Few organizations are as data driven as financial institutions! Banks have tons of customer information stored in the form of structured data and if you add unstructured data that flows in from emails social networking sites, blogs and search queries, et al… the amount of data financial services organizations are bombarded with every day is unbelievable!
As financial institutions look to architect more customer-centric strategies, sifting through the data deluge from multiple sources and separating the “noise” from actionable information is the need of the hour. While banks have invested in tools and resources to examine this ‘data’, bankers will tell you that they have traditionally relied on statistical sampling techniques because it was simply too unwieldy to search, organize and analyze the entire data set. This no longer has to be the case, using new technologies financial institutions can get better at intelligently organizing, analyzing, and translating data into actionable business insights.
Why Big Data Analytics?
It has been a big awakening for banks and financial firms to understand that big data is definitely a big deal and recognize that advanced analytics offers the opportunity to redefine the playing field.
It’s all about the customer: Today there is a new generation of customers who like to be served where they want and when they want. But many of them don’t know what they want with respect to managing their financial life. To serve this new generation of customers, banks must be able to understand and anticipate their needs. Financial firms can leverage big data analytics to deliver targeted information, subsequently improving customer acquisition and retention.
And about managing risk: Banking is, inherently, a ‘risky’ business. Inaccurate assessment of a customer’s risk profile at the time of acquisition or subsequent behavior or transaction patterns can mean increased likelihood of default and charge-offs. Although, banks are managing these risks today, the explosion of unstructured data on prospects and customers can provide new insights to improve risk management. Big data analytics can get to these additional insights on customer preferences, social influence, life events or their immediate financial needs. While we only discuss customer analytics in this blog, it is important to note that big data analytics can extend to other areas such as, performance, balance sheet and portfolio management as well as fraud detection and more complex risk management strategies.
Better Information and Analytics to Grow the Business
Before jumping onto the big data bandwagon, financial organizations need to develop a systematic approach with desired business outcomes in mind. Let’s examine how.
At the cost of sounding simplistic, let me say, any big data implementation needs careful planning, with clearly defined objectives.

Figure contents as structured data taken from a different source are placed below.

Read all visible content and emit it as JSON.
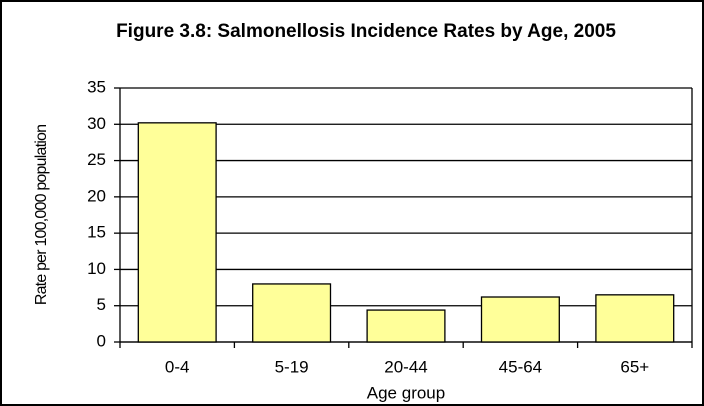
{
  "chart_data": {
    "type": "bar",
    "title": "Figure 3.8: Salmonellosis Incidence Rates by Age, 2005",
    "y_label": "Rate per 100,000 population",
    "x_label": "Age group",
    "categories": [
      "0-4",
      "5-19",
      "20-44",
      "45-64",
      "65+"
    ],
    "values": [
      30.2,
      8.0,
      4.4,
      6.2,
      6.5
    ],
    "color": "#ffff99",
    "ylim": [
      0,
      35
    ],
    "yticks": [
      0,
      5,
      10,
      15,
      20,
      25,
      30,
      35
    ],
    "grid": true
  }
}
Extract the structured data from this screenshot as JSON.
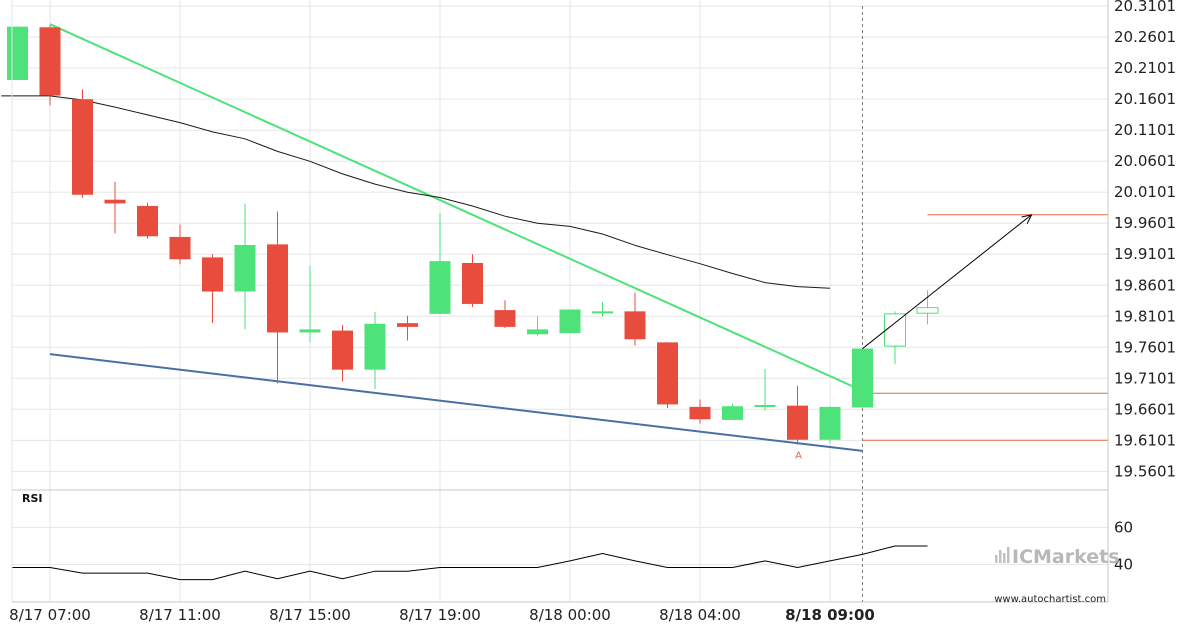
{
  "chart_data": {
    "type": "candlestick",
    "price_axis": {
      "ticks": [
        "20.3101",
        "20.2601",
        "20.2101",
        "20.1601",
        "20.1101",
        "20.0601",
        "20.0101",
        "19.9601",
        "19.9101",
        "19.8601",
        "19.8101",
        "19.7601",
        "19.7101",
        "19.6601",
        "19.6101",
        "19.5601"
      ],
      "ylim": [
        19.53,
        20.32
      ]
    },
    "time_axis": {
      "labels": [
        {
          "text": "8/17 07:00",
          "bar": 1
        },
        {
          "text": "8/17 11:00",
          "bar": 5
        },
        {
          "text": "8/17 15:00",
          "bar": 9
        },
        {
          "text": "8/17 19:00",
          "bar": 13
        },
        {
          "text": "8/18 00:00",
          "bar": 17
        },
        {
          "text": "8/18 04:00",
          "bar": 21
        },
        {
          "text": "8/18 09:00",
          "bar": 25,
          "current": true
        }
      ]
    },
    "candles": [
      {
        "o": 20.191,
        "h": 20.277,
        "l": 20.191,
        "c": 20.277
      },
      {
        "o": 20.276,
        "h": 20.279,
        "l": 20.15,
        "c": 20.166
      },
      {
        "o": 20.16,
        "h": 20.176,
        "l": 20.001,
        "c": 20.006
      },
      {
        "o": 19.998,
        "h": 20.027,
        "l": 19.944,
        "c": 19.992
      },
      {
        "o": 19.988,
        "h": 19.993,
        "l": 19.935,
        "c": 19.939
      },
      {
        "o": 19.938,
        "h": 19.958,
        "l": 19.894,
        "c": 19.902
      },
      {
        "o": 19.905,
        "h": 19.91,
        "l": 19.799,
        "c": 19.85
      },
      {
        "o": 19.85,
        "h": 19.992,
        "l": 19.789,
        "c": 19.925
      },
      {
        "o": 19.926,
        "h": 19.979,
        "l": 19.702,
        "c": 19.784
      },
      {
        "o": 19.784,
        "h": 19.892,
        "l": 19.768,
        "c": 19.789
      },
      {
        "o": 19.787,
        "h": 19.796,
        "l": 19.705,
        "c": 19.724
      },
      {
        "o": 19.724,
        "h": 19.817,
        "l": 19.693,
        "c": 19.798
      },
      {
        "o": 19.799,
        "h": 19.811,
        "l": 19.771,
        "c": 19.793
      },
      {
        "o": 19.814,
        "h": 19.976,
        "l": 19.814,
        "c": 19.899
      },
      {
        "o": 19.896,
        "h": 19.91,
        "l": 19.825,
        "c": 19.83
      },
      {
        "o": 19.82,
        "h": 19.836,
        "l": 19.791,
        "c": 19.793
      },
      {
        "o": 19.781,
        "h": 19.81,
        "l": 19.779,
        "c": 19.789
      },
      {
        "o": 19.783,
        "h": 19.821,
        "l": 19.783,
        "c": 19.821
      },
      {
        "o": 19.818,
        "h": 19.833,
        "l": 19.81,
        "c": 19.818
      },
      {
        "o": 19.818,
        "h": 19.848,
        "l": 19.763,
        "c": 19.773
      },
      {
        "o": 19.768,
        "h": 19.768,
        "l": 19.662,
        "c": 19.668
      },
      {
        "o": 19.664,
        "h": 19.676,
        "l": 19.637,
        "c": 19.644
      },
      {
        "o": 19.643,
        "h": 19.669,
        "l": 19.643,
        "c": 19.665
      },
      {
        "o": 19.666,
        "h": 19.725,
        "l": 19.658,
        "c": 19.667
      },
      {
        "o": 19.666,
        "h": 19.698,
        "l": 19.603,
        "c": 19.611
      },
      {
        "o": 19.611,
        "h": 19.665,
        "l": 19.605,
        "c": 19.664
      },
      {
        "o": 19.663,
        "h": 19.758,
        "l": 19.663,
        "c": 19.758
      },
      {
        "o": 19.762,
        "h": 19.818,
        "l": 19.733,
        "c": 19.814,
        "hollow": true
      },
      {
        "o": 19.815,
        "h": 19.852,
        "l": 19.797,
        "c": 19.824,
        "hollow": true
      }
    ],
    "moving_average": {
      "points": [
        [
          -0.5,
          20.1654
        ],
        [
          0,
          20.1654
        ],
        [
          1,
          20.1654
        ],
        [
          2,
          20.1588
        ],
        [
          3,
          20.1474
        ],
        [
          4,
          20.1347
        ],
        [
          5,
          20.1224
        ],
        [
          6,
          20.1073
        ],
        [
          7,
          20.0963
        ],
        [
          8,
          20.0759
        ],
        [
          9,
          20.0599
        ],
        [
          10,
          20.0397
        ],
        [
          11,
          20.0232
        ],
        [
          12,
          20.0101
        ],
        [
          13,
          20.0016
        ],
        [
          14,
          19.9878
        ],
        [
          15,
          19.9715
        ],
        [
          16,
          19.9602
        ],
        [
          17,
          19.955
        ],
        [
          18,
          19.9427
        ],
        [
          19,
          19.9245
        ],
        [
          20,
          19.9093
        ],
        [
          21,
          19.8948
        ],
        [
          22,
          19.8791
        ],
        [
          23,
          19.8644
        ],
        [
          24,
          19.8579
        ],
        [
          25,
          19.8553
        ]
      ]
    },
    "trendlines": [
      {
        "name": "resistance",
        "color": "#4de27a",
        "from": [
          1,
          20.281
        ],
        "to": [
          26,
          19.69
        ]
      },
      {
        "name": "support",
        "color": "#4a6fa5",
        "from": [
          1,
          19.749
        ],
        "to": [
          26,
          19.593
        ]
      }
    ],
    "levels": [
      {
        "name": "target",
        "value": 19.9737,
        "color": "#e8674b"
      },
      {
        "name": "breakout",
        "value": 19.6859,
        "color": "#e8674b"
      },
      {
        "name": "support-touch",
        "value": 19.6103,
        "color": "#e8674b"
      }
    ],
    "projection": {
      "from": [
        26,
        19.758
      ],
      "to": [
        31.2,
        19.9737
      ],
      "color": "#000000"
    },
    "current_time_bar": 26,
    "pattern_marker": {
      "text": "A",
      "bar": 24,
      "value": 19.6
    },
    "rsi": {
      "label": "RSI",
      "ticks": [
        "60",
        "40"
      ],
      "ylim": [
        20,
        80
      ],
      "values": [
        38.5,
        38.5,
        35.5,
        35.5,
        35.5,
        32,
        32,
        36.5,
        32.5,
        36.5,
        32.5,
        36.5,
        36.5,
        38.5,
        38.5,
        38.5,
        38.5,
        42,
        46,
        42,
        38.5,
        38.5,
        38.5,
        42,
        38.5,
        42,
        45.5,
        50,
        50
      ]
    },
    "grid": true,
    "colors": {
      "bull": "#4de27a",
      "bear": "#e74c3c",
      "grid": "#e6e6e6",
      "axis": "#c8c8c8",
      "ma": "#1a1a1a",
      "current_line": "#7a7a7a"
    }
  },
  "branding": {
    "name": "ICMarkets",
    "source": "www.autochartist.com"
  }
}
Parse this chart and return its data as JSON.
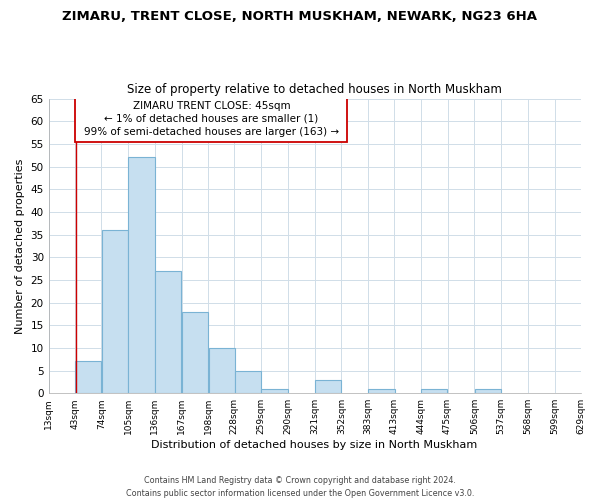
{
  "title1": "ZIMARU, TRENT CLOSE, NORTH MUSKHAM, NEWARK, NG23 6HA",
  "title2": "Size of property relative to detached houses in North Muskham",
  "xlabel": "Distribution of detached houses by size in North Muskham",
  "ylabel": "Number of detached properties",
  "bar_left_edges": [
    43,
    74,
    105,
    136,
    167,
    198,
    228,
    259,
    290,
    321,
    352,
    383,
    413,
    444,
    475,
    506,
    537,
    568,
    599
  ],
  "bar_heights": [
    7,
    36,
    52,
    27,
    18,
    10,
    5,
    1,
    0,
    3,
    0,
    1,
    0,
    1,
    0,
    1,
    0,
    0,
    0
  ],
  "bin_width": 31,
  "bar_color": "#c6dff0",
  "bar_edgecolor": "#7ab3d4",
  "xlim_left": 13,
  "xlim_right": 629,
  "ylim_top": 65,
  "yticks": [
    0,
    5,
    10,
    15,
    20,
    25,
    30,
    35,
    40,
    45,
    50,
    55,
    60,
    65
  ],
  "xtick_labels": [
    "13sqm",
    "43sqm",
    "74sqm",
    "105sqm",
    "136sqm",
    "167sqm",
    "198sqm",
    "228sqm",
    "259sqm",
    "290sqm",
    "321sqm",
    "352sqm",
    "383sqm",
    "413sqm",
    "444sqm",
    "475sqm",
    "506sqm",
    "537sqm",
    "568sqm",
    "599sqm",
    "629sqm"
  ],
  "xtick_positions": [
    13,
    43,
    74,
    105,
    136,
    167,
    198,
    228,
    259,
    290,
    321,
    352,
    383,
    413,
    444,
    475,
    506,
    537,
    568,
    599,
    629
  ],
  "property_x": 45,
  "vline_color": "#cc0000",
  "annotation_title": "ZIMARU TRENT CLOSE: 45sqm",
  "annotation_line1": "← 1% of detached houses are smaller (1)",
  "annotation_line2": "99% of semi-detached houses are larger (163) →",
  "footer1": "Contains HM Land Registry data © Crown copyright and database right 2024.",
  "footer2": "Contains public sector information licensed under the Open Government Licence v3.0.",
  "background_color": "#ffffff",
  "grid_color": "#d0dde8"
}
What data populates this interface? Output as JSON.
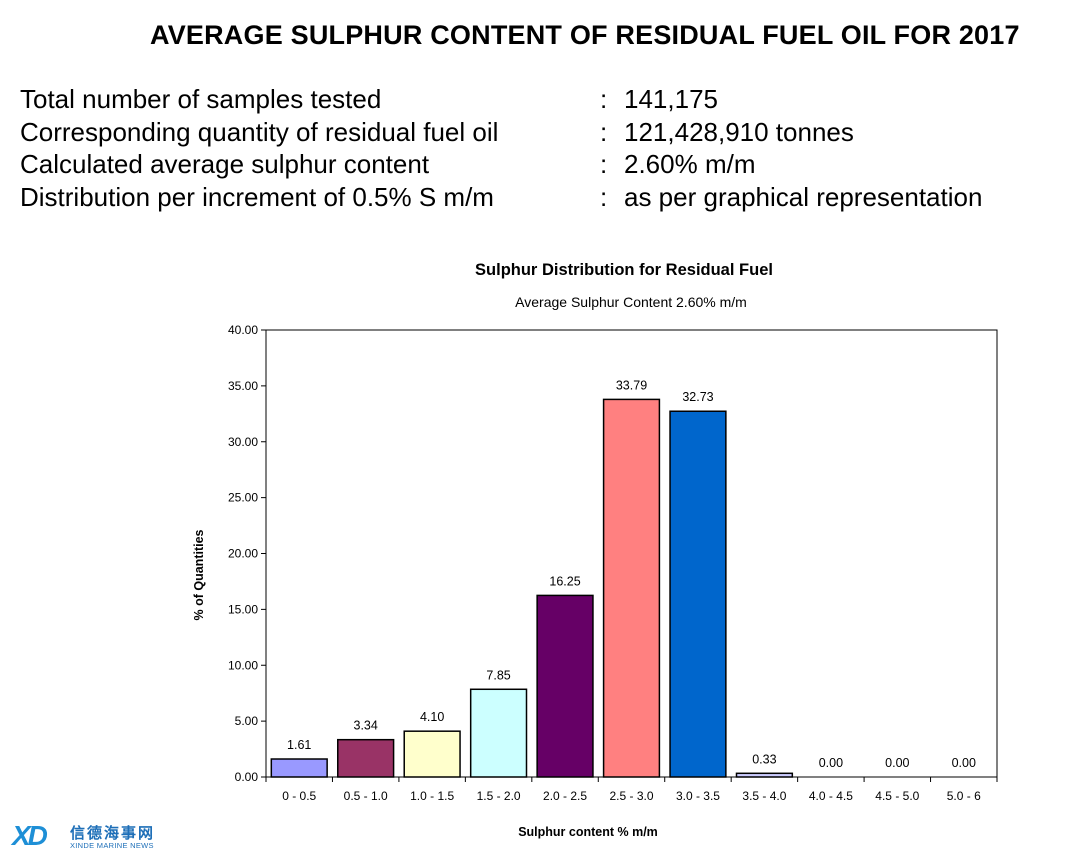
{
  "page_title": "AVERAGE SULPHUR CONTENT OF RESIDUAL FUEL OIL FOR 2017",
  "info_rows": [
    {
      "label": "Total number of samples tested",
      "value": "141,175"
    },
    {
      "label": "Corresponding quantity of residual fuel oil",
      "value": "121,428,910 tonnes"
    },
    {
      "label": "Calculated average sulphur content",
      "value": "2.60% m/m"
    },
    {
      "label": "Distribution per increment of 0.5% S m/m",
      "value": "as per graphical representation"
    }
  ],
  "info_separator": ":",
  "chart_data": {
    "type": "bar",
    "title": "Sulphur Distribution for Residual Fuel",
    "subtitle": "Average Sulphur Content 2.60% m/m",
    "xlabel": "Sulphur content % m/m",
    "ylabel": "% of Quantities",
    "categories": [
      "0 - 0.5",
      "0.5 - 1.0",
      "1.0 - 1.5",
      "1.5 - 2.0",
      "2.0 - 2.5",
      "2.5 - 3.0",
      "3.0 - 3.5",
      "3.5 - 4.0",
      "4.0 - 4.5",
      "4.5 - 5.0",
      "5.0 - 6"
    ],
    "values": [
      1.61,
      3.34,
      4.1,
      7.85,
      16.25,
      33.79,
      32.73,
      0.33,
      0.0,
      0.0,
      0.0
    ],
    "value_labels": [
      "1.61",
      "3.34",
      "4.10",
      "7.85",
      "16.25",
      "33.79",
      "32.73",
      "0.33",
      "0.00",
      "0.00",
      "0.00"
    ],
    "bar_colors": [
      "#9999ff",
      "#993366",
      "#ffffcc",
      "#ccffff",
      "#660066",
      "#ff8080",
      "#0066cc",
      "#ccccff",
      "#000080",
      "#ff00ff",
      "#ffff00"
    ],
    "yticks": [
      "0.00",
      "5.00",
      "10.00",
      "15.00",
      "20.00",
      "25.00",
      "30.00",
      "35.00",
      "40.00"
    ],
    "ylim": [
      0,
      40
    ],
    "grid": false,
    "legend": "none"
  },
  "logo": {
    "mark": "XD",
    "name_cn": "信德海事网",
    "name_en": "XINDE MARINE NEWS"
  }
}
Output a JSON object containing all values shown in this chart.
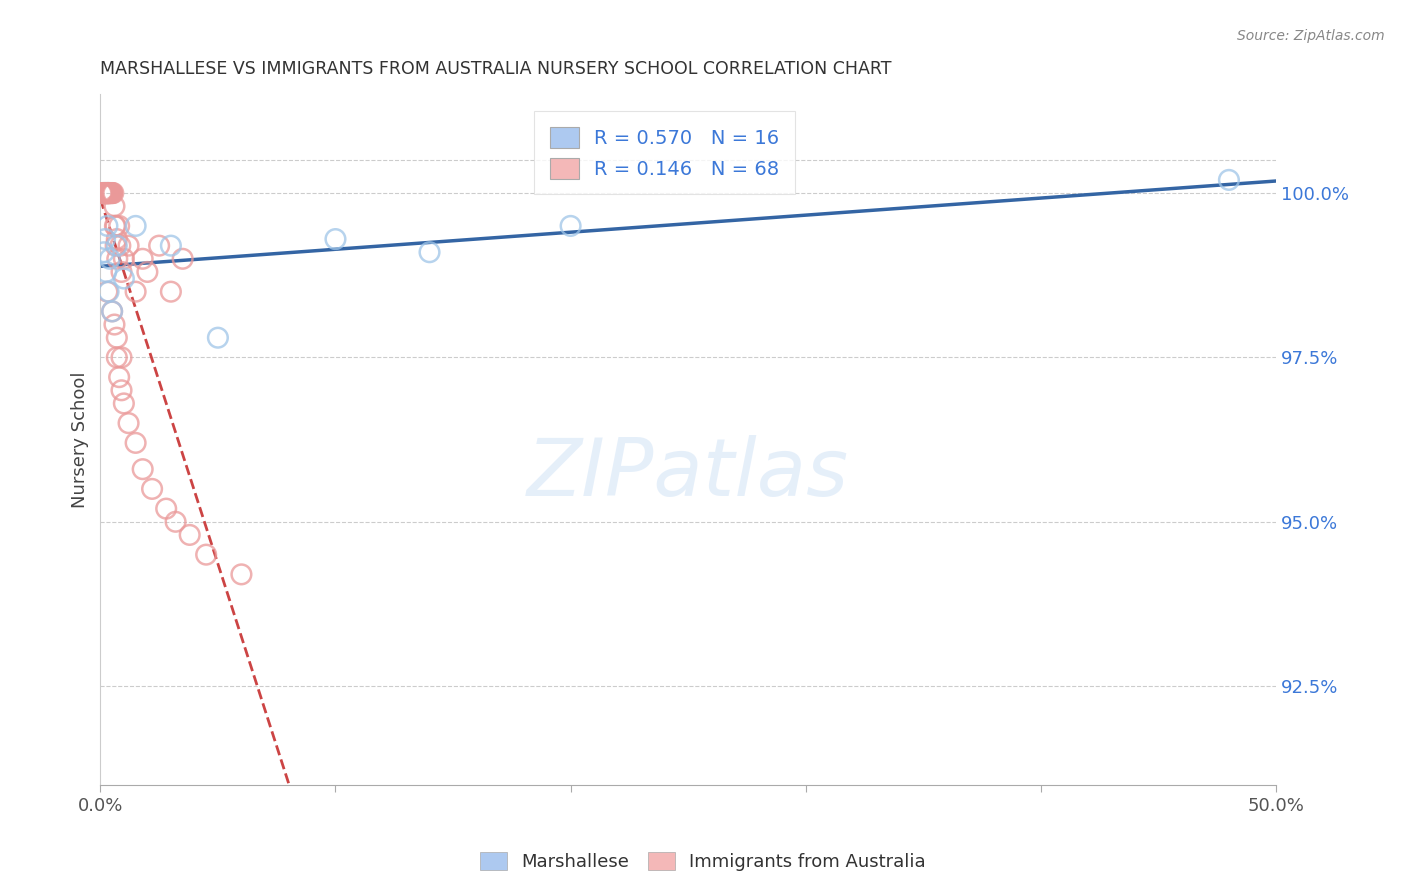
{
  "title": "MARSHALLESE VS IMMIGRANTS FROM AUSTRALIA NURSERY SCHOOL CORRELATION CHART",
  "source": "Source: ZipAtlas.com",
  "ylabel": "Nursery School",
  "xlim": [
    0.0,
    50.0
  ],
  "ylim": [
    91.0,
    101.5
  ],
  "yticks": [
    92.5,
    95.0,
    97.5,
    100.0
  ],
  "ytick_labels": [
    "92.5%",
    "95.0%",
    "97.5%",
    "100.0%"
  ],
  "blue_color": "#9fc5e8",
  "pink_color": "#ea9999",
  "blue_line_color": "#3465a4",
  "pink_line_color": "#cc4444",
  "marshallese_x": [
    0.15,
    0.2,
    0.25,
    0.3,
    0.35,
    0.4,
    0.5,
    0.7,
    1.0,
    1.5,
    3.0,
    5.0,
    10.0,
    14.0,
    20.0,
    48.0
  ],
  "marshallese_y": [
    99.1,
    99.3,
    98.8,
    99.5,
    98.5,
    99.0,
    98.2,
    99.2,
    98.7,
    99.5,
    99.2,
    97.8,
    99.3,
    99.1,
    99.5,
    100.2
  ],
  "australia_x": [
    0.05,
    0.08,
    0.1,
    0.12,
    0.12,
    0.15,
    0.15,
    0.15,
    0.18,
    0.2,
    0.2,
    0.22,
    0.22,
    0.25,
    0.25,
    0.25,
    0.28,
    0.3,
    0.3,
    0.3,
    0.32,
    0.32,
    0.35,
    0.35,
    0.35,
    0.38,
    0.4,
    0.4,
    0.42,
    0.45,
    0.5,
    0.5,
    0.55,
    0.6,
    0.62,
    0.65,
    0.65,
    0.7,
    0.72,
    0.8,
    0.85,
    0.9,
    1.0,
    1.2,
    1.5,
    1.8,
    2.0,
    2.5,
    3.0,
    3.5,
    0.6,
    0.7,
    0.8,
    0.9,
    1.0,
    1.2,
    1.5,
    1.8,
    2.2,
    2.8,
    3.2,
    3.8,
    4.5,
    6.0,
    0.3,
    0.5,
    0.7,
    0.9
  ],
  "australia_y": [
    100.0,
    100.0,
    100.0,
    100.0,
    100.0,
    100.0,
    100.0,
    100.0,
    100.0,
    100.0,
    100.0,
    100.0,
    100.0,
    100.0,
    100.0,
    100.0,
    100.0,
    100.0,
    100.0,
    100.0,
    100.0,
    100.0,
    100.0,
    100.0,
    100.0,
    100.0,
    100.0,
    100.0,
    100.0,
    100.0,
    100.0,
    100.0,
    100.0,
    99.8,
    99.5,
    99.2,
    99.5,
    99.3,
    99.0,
    99.5,
    99.2,
    98.8,
    99.0,
    99.2,
    98.5,
    99.0,
    98.8,
    99.2,
    98.5,
    99.0,
    98.0,
    97.5,
    97.2,
    97.0,
    96.8,
    96.5,
    96.2,
    95.8,
    95.5,
    95.2,
    95.0,
    94.8,
    94.5,
    94.2,
    98.5,
    98.2,
    97.8,
    97.5
  ]
}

This could vary from something as well defined as detecting and mitigating fraud, improving customer acquisition rates, increasing number of relationships or increasing customer retention to something more exploratory as sentiment analysis of new product launches. To unlock the true potential of big data, it’s important to have these answers first. Otherwise, it’s like having all the solutions and not knowing what the problem is.
Once the objectives are defined, organizations need to focus on data management disciplines to address the 3 V’s of big data – volume, variety, and velocity. This includes addressing key questions on what data is relevant, how do we extract and organize this data, what data do I store, what data should I process in real time and then discard. Banks also need determine what is the right processing platform, and what type of analytics should be run on a particular data set to derive actionable insights. Critical to this effort is having the right team of experienced data scientists that know where to find the haystack and how to get to the proverbial needle in the haystack.
Finally, it’s important to select the right platforms that are flexible and scalable to support big data efforts. Open source platforms such as Apache Hadoop is becoming a de facto platform of choice for such large scale data processing. By investing in a fabric based architecture that supports Hadoop as well as other in-memory or data-grid vendor products in the market, banks and financial organizations can effectively scale-up and scale-out their big data platforms in the future
Financial services organizations should follow the lead of other industries like retail or e-commerce to make their data actionable, or risk new competitive threats from Google, Apple, and PayPal. Analyzing large amounts of data is not easy; with the availability big data technologies, banking and financial services professionals can tap into the information goldmine and not just improve customer experience, but also drive new revenue streams and increase profit margins.